Rodig Seminar: Elisabeth Strowick (NYU)
Friday, November 16, 2018, 10:00am - 12:00pm

Please join us for the
Fall 2018 Rodig Seminar

given by Elisabeth Strowick, New York University

 

 

Towards a Literary Epistemology of Suspicion: Kafka’s Clues

Modernity gives rise to various forms of suspicion, including modern forms of resentment and practices of self-discipline (a suspicion of oneself), as well as to an epistemology of suspicion as it is developed in the modern human sciences. Arguably, one of the most sophisticated analysts of the modern dispositive of suspicion is Franz Kafka.
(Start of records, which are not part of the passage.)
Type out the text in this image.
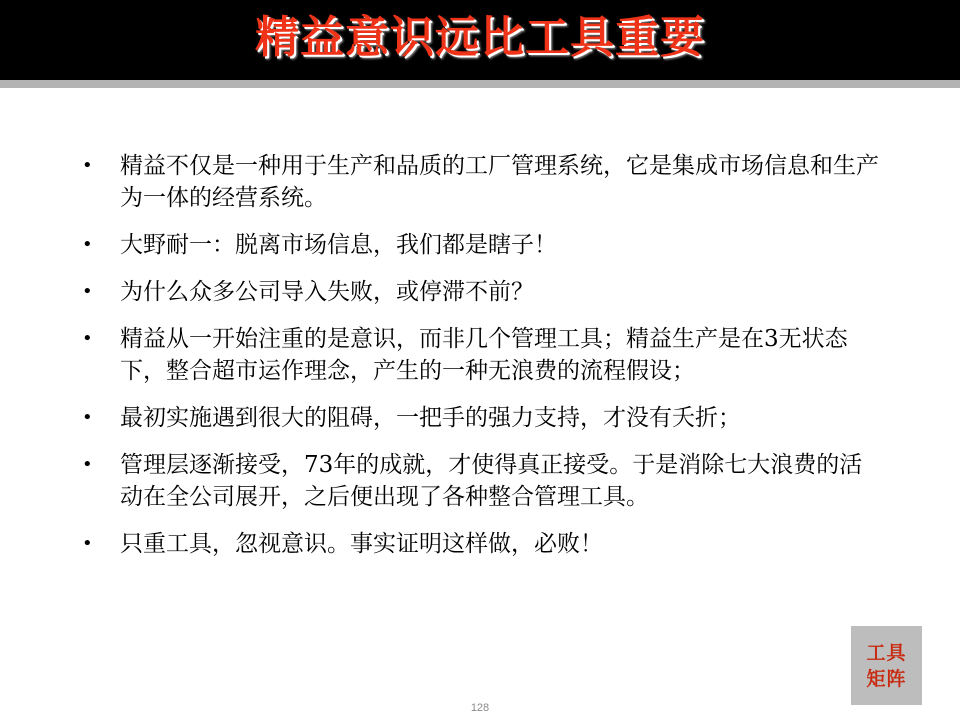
精益意识远比工具重要
• 精益不仅是一种用于生产和品质的工厂管理系统，它是集成市场信息和生产为一体的经营系统。
• 大野耐一：脱离市场信息，我们都是瞎子！
• 为什么众多公司导入失败，或停滞不前？
• 精益从一开始注重的是意识，而非几个管理工具；精益生产是在3无状态下，整合超市运作理念，产生的一种无浪费的流程假设；
• 最初实施遇到很大的阻碍，一把手的强力支持，才没有夭折；
• 管理层逐渐接受，73年的成就，才使得真正接受。于是消除七大浪费的活动在全公司展开，之后便出现了各种整合管理工具。
• 只重工具，忽视意识。事实证明这样做，必败！
工具
矩阵
128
In the seminar, we will discuss Kafka’s literary epistemology of suspicion and usage of clues within a broader cultural-historical framework spanning from Nietzsche’s analysis of resentment and Freud’s psychoanalysis to Foucault’s “microphysics of power” and what Carlo Ginzburg calls the “paradigm of clues.”

 

This program is funded by a generous annual gift from Mrs. Lillian Rodig Maxwell, in memory of her brother, Dr. Oscar R. Rodig, Jr. RC ‘51, who studied Chemistry and German at Rutgers College, and in memory of her sister Erika Rodig Rosera, DC ‘62, who studied History and German at Douglass College.